42.7.4 Documentation: If You Didn’t Write It, It Didn’t Happen

In the fast-paced hospital environment, verbal conversations are essential but fleeting. Documentation is the act of creating a permanent, legal record of your clinical activities, assessments, and recommendations. It is your primary tool for communicating your value to the rest of the healthcare team, for ensuring continuity of care, and for protecting yourself and your patient. A well-written pharmacist note is a powerful instrument that clarifies complex medication issues and guides future decision-making.

The Pharmacist’s Note: Moving Beyond “Order Verified”

Your thought process is valuable. Documentation is how you share it. A good note should be concise, clear, and follow a logical structure. While formats vary, a SOAP note (Subjective, Objective, Assessment, Plan) is a great mental model to use.
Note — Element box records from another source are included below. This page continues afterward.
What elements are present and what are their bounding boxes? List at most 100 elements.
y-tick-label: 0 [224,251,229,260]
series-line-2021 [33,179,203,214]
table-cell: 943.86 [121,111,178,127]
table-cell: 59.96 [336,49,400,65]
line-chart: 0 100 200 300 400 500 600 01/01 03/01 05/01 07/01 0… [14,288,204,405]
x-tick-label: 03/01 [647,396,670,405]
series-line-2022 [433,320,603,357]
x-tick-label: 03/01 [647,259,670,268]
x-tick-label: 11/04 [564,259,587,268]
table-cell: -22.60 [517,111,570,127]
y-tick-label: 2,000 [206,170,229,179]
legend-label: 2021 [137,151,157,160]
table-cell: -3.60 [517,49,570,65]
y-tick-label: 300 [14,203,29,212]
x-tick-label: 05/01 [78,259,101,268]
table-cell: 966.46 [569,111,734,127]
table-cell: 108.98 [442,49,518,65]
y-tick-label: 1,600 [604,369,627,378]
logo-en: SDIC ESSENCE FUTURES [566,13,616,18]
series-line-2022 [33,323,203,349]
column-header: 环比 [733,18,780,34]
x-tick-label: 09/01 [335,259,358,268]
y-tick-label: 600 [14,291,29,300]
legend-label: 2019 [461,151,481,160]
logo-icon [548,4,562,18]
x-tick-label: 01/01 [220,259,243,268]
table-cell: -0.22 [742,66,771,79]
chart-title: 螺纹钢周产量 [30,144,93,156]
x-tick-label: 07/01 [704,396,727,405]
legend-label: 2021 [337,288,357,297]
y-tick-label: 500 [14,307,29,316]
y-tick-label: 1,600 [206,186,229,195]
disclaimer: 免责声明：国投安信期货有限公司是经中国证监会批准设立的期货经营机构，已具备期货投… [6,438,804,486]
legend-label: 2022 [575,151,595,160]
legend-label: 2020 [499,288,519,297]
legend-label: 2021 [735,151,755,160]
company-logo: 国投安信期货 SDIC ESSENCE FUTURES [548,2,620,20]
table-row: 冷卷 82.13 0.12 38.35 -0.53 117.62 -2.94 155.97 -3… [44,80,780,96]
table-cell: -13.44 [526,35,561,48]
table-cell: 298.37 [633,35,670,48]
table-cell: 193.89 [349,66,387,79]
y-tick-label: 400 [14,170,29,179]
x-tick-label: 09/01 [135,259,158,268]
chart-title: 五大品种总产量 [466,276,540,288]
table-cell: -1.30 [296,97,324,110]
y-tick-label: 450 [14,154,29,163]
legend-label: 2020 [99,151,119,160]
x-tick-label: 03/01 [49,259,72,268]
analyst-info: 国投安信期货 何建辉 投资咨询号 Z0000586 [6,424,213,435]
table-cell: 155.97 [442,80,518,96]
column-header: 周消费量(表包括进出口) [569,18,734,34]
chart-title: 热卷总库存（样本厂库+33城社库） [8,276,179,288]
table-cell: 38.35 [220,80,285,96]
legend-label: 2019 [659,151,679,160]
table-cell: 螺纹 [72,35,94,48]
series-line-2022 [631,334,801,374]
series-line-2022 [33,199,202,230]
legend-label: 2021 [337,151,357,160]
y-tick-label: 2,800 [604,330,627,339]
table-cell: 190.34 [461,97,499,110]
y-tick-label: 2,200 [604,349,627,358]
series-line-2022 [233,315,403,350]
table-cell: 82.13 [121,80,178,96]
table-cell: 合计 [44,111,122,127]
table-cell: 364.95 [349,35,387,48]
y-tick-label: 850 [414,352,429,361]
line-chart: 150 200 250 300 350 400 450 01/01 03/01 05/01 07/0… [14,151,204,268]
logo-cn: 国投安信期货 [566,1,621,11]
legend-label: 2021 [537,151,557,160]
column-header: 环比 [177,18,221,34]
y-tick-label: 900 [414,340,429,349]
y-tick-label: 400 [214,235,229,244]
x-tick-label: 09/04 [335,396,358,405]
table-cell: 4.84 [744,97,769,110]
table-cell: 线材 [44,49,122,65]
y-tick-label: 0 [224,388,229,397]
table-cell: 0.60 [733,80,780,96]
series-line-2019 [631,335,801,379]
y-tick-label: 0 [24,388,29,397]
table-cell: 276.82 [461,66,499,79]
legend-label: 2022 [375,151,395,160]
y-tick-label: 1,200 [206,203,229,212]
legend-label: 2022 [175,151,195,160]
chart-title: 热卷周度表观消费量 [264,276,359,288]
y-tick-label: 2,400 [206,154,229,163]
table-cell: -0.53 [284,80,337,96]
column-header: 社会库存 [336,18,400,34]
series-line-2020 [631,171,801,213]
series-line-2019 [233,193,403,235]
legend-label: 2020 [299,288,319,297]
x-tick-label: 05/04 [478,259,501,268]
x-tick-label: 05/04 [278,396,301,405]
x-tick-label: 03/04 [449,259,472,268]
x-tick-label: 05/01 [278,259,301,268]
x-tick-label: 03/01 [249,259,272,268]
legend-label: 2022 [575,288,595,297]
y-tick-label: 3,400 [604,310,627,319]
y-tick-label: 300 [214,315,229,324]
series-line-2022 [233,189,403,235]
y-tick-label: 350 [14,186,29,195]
Masterclass Table: Architecting a High-Impact Pharmacist Note
SOAP Component Content Example
Subjective Patient-reported information (if relevant). Often not included in pharmacist notes unless it’s the primary reason for the consult (e.g., patient reports side effect). “Patient reports nausea after her morning dose of metformin.”
Objective Hard data: lab values, vital signs, medication administration records, diagnostic test results. “Patient is on vancomycin 1.5g IV Q12H for MRSA bacteremia. This AM’s trough was 28 mg/L (goal 15-20). SCr has increased from a baseline of 1.1 to 1.8 today.”
Assessment Your clinical evaluation. This is the most important part of the note. Synthesize the subjective and objective data to state the medication-related problem. “Supratherapeutic vancomycin level is likely contributing to an acute kidney injury. The current regimen is unsafe to continue.”
Plan Your specific, numbered recommendations. State exactly what you did or what you recommend be done.
  1. Hold vancomycin.
  2. Recommend switching to linezolid 600mg IV Q12H to complete therapy for MRSA bacteremia.
  3. Renally adjust all other applicable medications (e.g., enoxaparin).
  4. Will monitor SCr and K+ daily.
  5. Spoke with Dr. Adams, who agreed with the plan. Orders have been entered.